Saturday, 9 March 2013

Digitising the OED

Here's another snippet from The Information which was quite evocative.  In 1987, the Oxford English Dictionary elected to digitise itself.  They estimated that it was about a Gigabyte in size and would require 120 typists to capture the information on an IBM mainframe not a lot smaller that Charles Babbage's 1850s Analytical Engine.  That works out at about 600 elapsed hours of parallel typing - call it 4 months.  They were clearly in a hurry to get the information loaded up.

A tuthree years after the OED's mammoth project, I was analyzing DNA sequences.  We were living in interesting times because digitisation was coming in but wasn't fully implemented.  In 1982, a database of DNA sequences had been created. The first edition (the database is updated every two or three months) had about 600 entries and was sent circulated paper.  For the last 30 years, the database has been doubling in size every 18 months and now has 150 million entries comprising 150 billion base-pairs - the As Ts Cs and Gs that encode all life on earth.  The scientific journals were starting to implement a policy that they would only publish sequence-based papers if the sequence itself had been submitted to the DNA database.  But occasionally a key sequence would appear in the University library as hard-copy on paper and we'd be too impatient (young thrusters that we were) to wait for the next edition of the database to pick it up.  So we'd type it in.  It is really difficult to proof read  


so the standard practice was to type the sequence in twice and hope that the two version were identical and then fix the discrepancies.  Just like the OED, it seemed smarter and quicker to have two people type the sequence in parallel and then run the comparison. Which inevitably led (young thrusters that we were) to a race.  Typically the task would be a kilobase (1024 ATCGs) and I can't remember how long it took us then; I've just spend 20 minutes typing in a kilobase to see, but we must have been quicker than that. 

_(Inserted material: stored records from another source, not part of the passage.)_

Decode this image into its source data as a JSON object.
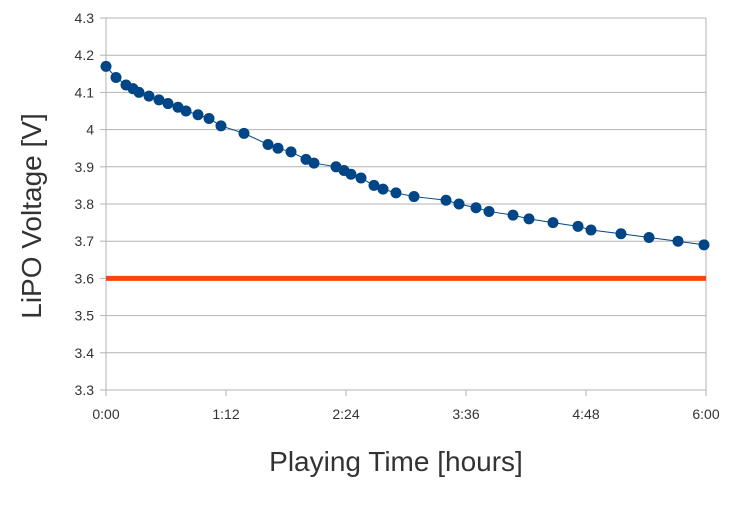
{
  "chart_data": {
    "type": "line",
    "title": "",
    "xlabel": "Playing Time [hours]",
    "ylabel": "LiPO Voltage [V]",
    "xlim": [
      0,
      6
    ],
    "ylim": [
      3.3,
      4.3
    ],
    "x_ticks": [
      0,
      1.2,
      2.4,
      3.6,
      4.8,
      6
    ],
    "x_tick_labels": [
      "0:00",
      "1:12",
      "2:24",
      "3:36",
      "4:48",
      "6:00"
    ],
    "y_ticks": [
      3.3,
      3.4,
      3.5,
      3.6,
      3.7,
      3.8,
      3.9,
      4,
      4.1,
      4.2,
      4.3
    ],
    "y_tick_labels": [
      "3.3",
      "3.4",
      "3.5",
      "3.6",
      "3.7",
      "3.8",
      "3.9",
      "4",
      "4.1",
      "4.2",
      "4.3"
    ],
    "grid": "horizontal",
    "series": [
      {
        "color": "#004586",
        "x": [
          0,
          0.1,
          0.2,
          0.27,
          0.33,
          0.43,
          0.53,
          0.62,
          0.72,
          0.8,
          0.92,
          1.03,
          1.15,
          1.38,
          1.62,
          1.72,
          1.85,
          2,
          2.08,
          2.3,
          2.38,
          2.45,
          2.55,
          2.68,
          2.77,
          2.9,
          3.08,
          3.4,
          3.53,
          3.7,
          3.83,
          4.07,
          4.23,
          4.47,
          4.72,
          4.85,
          5.15,
          5.43,
          5.72,
          5.98
        ],
        "y": [
          4.17,
          4.14,
          4.12,
          4.11,
          4.1,
          4.09,
          4.08,
          4.07,
          4.06,
          4.05,
          4.04,
          4.03,
          4.01,
          3.99,
          3.96,
          3.95,
          3.94,
          3.92,
          3.91,
          3.9,
          3.89,
          3.88,
          3.87,
          3.85,
          3.84,
          3.83,
          3.82,
          3.81,
          3.8,
          3.79,
          3.78,
          3.77,
          3.76,
          3.75,
          3.74,
          3.73,
          3.72,
          3.71,
          3.7,
          3.69
        ]
      },
      {
        "color": "#ff420e",
        "x": [
          0,
          6
        ],
        "y": [
          3.6,
          3.6
        ]
      }
    ]
  }
}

Now 20 minutes of a task is the kind of effort that it's probably best to just 'suck it up' and do it rather than spending 20 minutes thinking up a niftier, more efficient way to doing it IF the task presents infrequently.  But I did wonder, back then, if it would be quicker to stick A T C G on the numeric pad of the keyboard, type 112343132431232431222 etc etc and convert the numbers to A T C G afterwards - those letters being rather awkwardly placed on the QWERTY keyboard.  It was certainly quicker to type from dictation if you could persuade someone to read the letters over to you.